I showed that if $|Z(G)|=p^2$ or $p^3$ then G is abelian. Hence order of centre is $p$.
As centre is normal, G can be written as a semi direct product of $H\times K$($\times$ is semidirect product symbol) where $H$ is $Z(G)$ and $K$ is a group of order $p^2$. And let π be the homomorphism from K to Aut(H). Aut(H) is isomorphic to $Z_{p-1}$.
Now there are 2 cases depending on what K is:
(1) K is $Z_{p^2}$ Now π : $Z_{p^2 }$ --> $Z_{p-1}$ There aren't any homomorphisms(except the trivial) possible as no element in $Z_{p-1}$ has order $p$ or $p^2$.

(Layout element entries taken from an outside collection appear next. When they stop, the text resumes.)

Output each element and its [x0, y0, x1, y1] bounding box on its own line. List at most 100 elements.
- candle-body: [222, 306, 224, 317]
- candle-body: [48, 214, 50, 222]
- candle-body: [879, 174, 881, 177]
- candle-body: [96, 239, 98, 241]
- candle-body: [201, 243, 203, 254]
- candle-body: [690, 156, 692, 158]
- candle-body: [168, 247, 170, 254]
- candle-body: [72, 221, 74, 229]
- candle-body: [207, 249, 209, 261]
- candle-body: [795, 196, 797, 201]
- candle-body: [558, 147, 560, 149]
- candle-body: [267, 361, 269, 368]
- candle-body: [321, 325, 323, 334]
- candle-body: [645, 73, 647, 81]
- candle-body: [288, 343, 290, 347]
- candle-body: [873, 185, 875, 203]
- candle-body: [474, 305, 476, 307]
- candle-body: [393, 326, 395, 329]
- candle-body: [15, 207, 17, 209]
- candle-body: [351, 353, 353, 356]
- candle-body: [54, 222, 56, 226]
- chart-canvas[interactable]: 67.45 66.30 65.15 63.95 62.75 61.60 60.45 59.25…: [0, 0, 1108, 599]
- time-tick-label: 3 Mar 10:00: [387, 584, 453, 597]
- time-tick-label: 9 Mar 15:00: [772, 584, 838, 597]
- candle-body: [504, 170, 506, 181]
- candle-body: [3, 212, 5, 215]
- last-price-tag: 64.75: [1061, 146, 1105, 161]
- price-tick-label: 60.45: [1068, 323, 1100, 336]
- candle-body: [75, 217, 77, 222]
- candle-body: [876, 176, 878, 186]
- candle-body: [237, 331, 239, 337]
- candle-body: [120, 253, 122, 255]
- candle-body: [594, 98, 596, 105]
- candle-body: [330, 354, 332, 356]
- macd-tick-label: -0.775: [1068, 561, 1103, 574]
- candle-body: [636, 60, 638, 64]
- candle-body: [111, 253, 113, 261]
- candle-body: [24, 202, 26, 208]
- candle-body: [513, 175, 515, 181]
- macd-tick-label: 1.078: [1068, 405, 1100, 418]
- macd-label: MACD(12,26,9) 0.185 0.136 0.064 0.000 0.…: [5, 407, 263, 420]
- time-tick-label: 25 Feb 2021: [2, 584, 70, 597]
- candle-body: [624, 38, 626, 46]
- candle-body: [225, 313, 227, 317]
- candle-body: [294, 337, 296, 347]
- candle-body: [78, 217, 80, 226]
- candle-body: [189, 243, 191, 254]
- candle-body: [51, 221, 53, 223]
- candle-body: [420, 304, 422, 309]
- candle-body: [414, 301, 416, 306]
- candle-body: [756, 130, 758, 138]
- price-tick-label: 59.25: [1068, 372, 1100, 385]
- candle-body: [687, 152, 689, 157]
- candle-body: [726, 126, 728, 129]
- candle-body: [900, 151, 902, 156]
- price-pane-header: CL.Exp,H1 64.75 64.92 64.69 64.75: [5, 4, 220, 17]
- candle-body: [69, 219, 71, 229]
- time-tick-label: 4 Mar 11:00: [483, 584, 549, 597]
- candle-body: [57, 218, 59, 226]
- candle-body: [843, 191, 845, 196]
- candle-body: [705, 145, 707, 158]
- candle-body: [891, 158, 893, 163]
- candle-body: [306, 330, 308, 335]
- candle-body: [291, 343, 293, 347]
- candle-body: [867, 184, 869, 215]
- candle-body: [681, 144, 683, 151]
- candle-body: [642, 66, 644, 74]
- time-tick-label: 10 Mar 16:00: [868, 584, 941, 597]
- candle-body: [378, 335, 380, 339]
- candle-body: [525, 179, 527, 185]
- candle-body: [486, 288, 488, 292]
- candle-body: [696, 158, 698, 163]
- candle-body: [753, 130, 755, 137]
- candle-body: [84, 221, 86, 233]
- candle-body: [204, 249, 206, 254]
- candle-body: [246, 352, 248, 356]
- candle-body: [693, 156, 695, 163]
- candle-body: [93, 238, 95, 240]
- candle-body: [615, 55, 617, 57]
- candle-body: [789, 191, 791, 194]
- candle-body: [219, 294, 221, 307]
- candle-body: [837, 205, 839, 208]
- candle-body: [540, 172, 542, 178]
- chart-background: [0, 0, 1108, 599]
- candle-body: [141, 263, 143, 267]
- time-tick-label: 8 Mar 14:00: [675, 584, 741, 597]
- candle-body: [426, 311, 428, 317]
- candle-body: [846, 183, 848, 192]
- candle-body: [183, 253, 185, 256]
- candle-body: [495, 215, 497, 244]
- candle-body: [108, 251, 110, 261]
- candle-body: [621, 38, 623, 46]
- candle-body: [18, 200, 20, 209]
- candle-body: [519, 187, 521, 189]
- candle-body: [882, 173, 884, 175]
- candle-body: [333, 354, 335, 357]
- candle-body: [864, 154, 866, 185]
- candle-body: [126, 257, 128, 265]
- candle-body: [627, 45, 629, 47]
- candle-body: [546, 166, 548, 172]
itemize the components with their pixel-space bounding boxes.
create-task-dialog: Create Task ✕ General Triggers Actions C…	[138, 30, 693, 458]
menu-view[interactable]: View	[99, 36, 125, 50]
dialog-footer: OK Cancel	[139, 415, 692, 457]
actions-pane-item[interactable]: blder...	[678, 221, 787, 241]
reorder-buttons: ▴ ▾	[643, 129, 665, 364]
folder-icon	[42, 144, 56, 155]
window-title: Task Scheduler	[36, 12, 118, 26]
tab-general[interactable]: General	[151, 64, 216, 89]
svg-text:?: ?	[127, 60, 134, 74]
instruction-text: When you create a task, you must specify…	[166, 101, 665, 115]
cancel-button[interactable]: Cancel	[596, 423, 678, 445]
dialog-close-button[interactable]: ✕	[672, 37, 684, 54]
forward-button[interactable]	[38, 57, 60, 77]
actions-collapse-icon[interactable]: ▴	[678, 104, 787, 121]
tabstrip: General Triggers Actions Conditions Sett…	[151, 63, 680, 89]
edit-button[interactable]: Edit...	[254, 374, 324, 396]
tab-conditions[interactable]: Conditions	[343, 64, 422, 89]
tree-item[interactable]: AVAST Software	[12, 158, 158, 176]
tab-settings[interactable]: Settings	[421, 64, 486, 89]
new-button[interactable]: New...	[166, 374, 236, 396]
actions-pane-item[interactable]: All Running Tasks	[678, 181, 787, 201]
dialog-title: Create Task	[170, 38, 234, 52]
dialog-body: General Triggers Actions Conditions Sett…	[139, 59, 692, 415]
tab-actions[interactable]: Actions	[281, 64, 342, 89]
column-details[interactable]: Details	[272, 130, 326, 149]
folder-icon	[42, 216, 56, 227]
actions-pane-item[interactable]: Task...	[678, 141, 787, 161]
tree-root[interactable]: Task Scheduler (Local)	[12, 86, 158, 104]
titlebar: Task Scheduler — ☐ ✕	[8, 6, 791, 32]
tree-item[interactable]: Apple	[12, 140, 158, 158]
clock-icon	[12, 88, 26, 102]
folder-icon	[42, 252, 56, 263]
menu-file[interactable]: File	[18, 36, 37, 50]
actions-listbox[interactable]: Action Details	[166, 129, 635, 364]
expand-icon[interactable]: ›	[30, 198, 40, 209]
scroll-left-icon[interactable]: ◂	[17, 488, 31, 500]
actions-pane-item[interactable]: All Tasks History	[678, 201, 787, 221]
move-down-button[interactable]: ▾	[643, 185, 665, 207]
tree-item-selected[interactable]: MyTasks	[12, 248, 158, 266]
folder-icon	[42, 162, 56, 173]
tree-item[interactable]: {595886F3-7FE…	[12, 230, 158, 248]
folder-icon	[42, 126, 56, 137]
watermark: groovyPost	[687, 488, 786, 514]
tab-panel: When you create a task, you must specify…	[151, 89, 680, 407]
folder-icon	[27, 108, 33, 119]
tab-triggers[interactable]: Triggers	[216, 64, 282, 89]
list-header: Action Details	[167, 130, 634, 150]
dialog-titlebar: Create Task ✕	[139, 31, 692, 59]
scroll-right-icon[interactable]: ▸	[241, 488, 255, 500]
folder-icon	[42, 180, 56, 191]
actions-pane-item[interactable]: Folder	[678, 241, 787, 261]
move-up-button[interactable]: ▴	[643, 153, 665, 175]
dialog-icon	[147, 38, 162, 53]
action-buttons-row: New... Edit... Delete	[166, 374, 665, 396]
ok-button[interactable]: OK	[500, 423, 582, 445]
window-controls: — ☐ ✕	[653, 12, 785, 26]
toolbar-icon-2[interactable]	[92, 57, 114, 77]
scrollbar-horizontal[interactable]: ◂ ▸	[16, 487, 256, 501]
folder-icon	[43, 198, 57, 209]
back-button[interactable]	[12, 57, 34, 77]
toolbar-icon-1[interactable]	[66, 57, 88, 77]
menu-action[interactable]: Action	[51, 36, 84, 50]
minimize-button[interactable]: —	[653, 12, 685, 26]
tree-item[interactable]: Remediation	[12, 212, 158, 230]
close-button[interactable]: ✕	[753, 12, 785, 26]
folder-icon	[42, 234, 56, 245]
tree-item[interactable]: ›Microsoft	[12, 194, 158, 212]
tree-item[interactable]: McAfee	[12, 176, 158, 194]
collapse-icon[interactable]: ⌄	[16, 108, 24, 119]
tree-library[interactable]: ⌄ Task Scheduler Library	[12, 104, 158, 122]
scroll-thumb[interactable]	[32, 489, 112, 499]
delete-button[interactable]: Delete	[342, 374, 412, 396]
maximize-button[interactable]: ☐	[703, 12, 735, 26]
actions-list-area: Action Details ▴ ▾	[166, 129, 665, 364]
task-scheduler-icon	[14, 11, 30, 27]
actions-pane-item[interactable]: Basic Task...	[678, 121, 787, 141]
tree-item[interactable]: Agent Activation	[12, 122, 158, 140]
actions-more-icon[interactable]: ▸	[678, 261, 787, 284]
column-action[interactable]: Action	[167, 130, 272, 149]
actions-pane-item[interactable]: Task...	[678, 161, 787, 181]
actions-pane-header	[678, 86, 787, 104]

(2) K is $Z_p\times Z_p$ Again the same argument as in (1) will hold and no homomorphisms will be there except the trivial. If it is trivial homomorphism then group becomes abelian($Z_{p^2}\times Z_p $ and $Z_p\times Z_p \times Z_p $ respectively) I ended up proving that there is no nonabelian group of order $p^3$ which is not true, hence the proof is wrong somewhere.I couldn't find the mistake. Any help/partial progress will be appreciated.
Since $H$ is the center, $H$ commutes with everything so with $K$ also. Thus the resulting homomorphism is trivial.
Moreover, there is no $K$ in $F$ such that $G=H\times K$ since every normal subgroup of $G$ intersects nontrivially with $Z(G)$.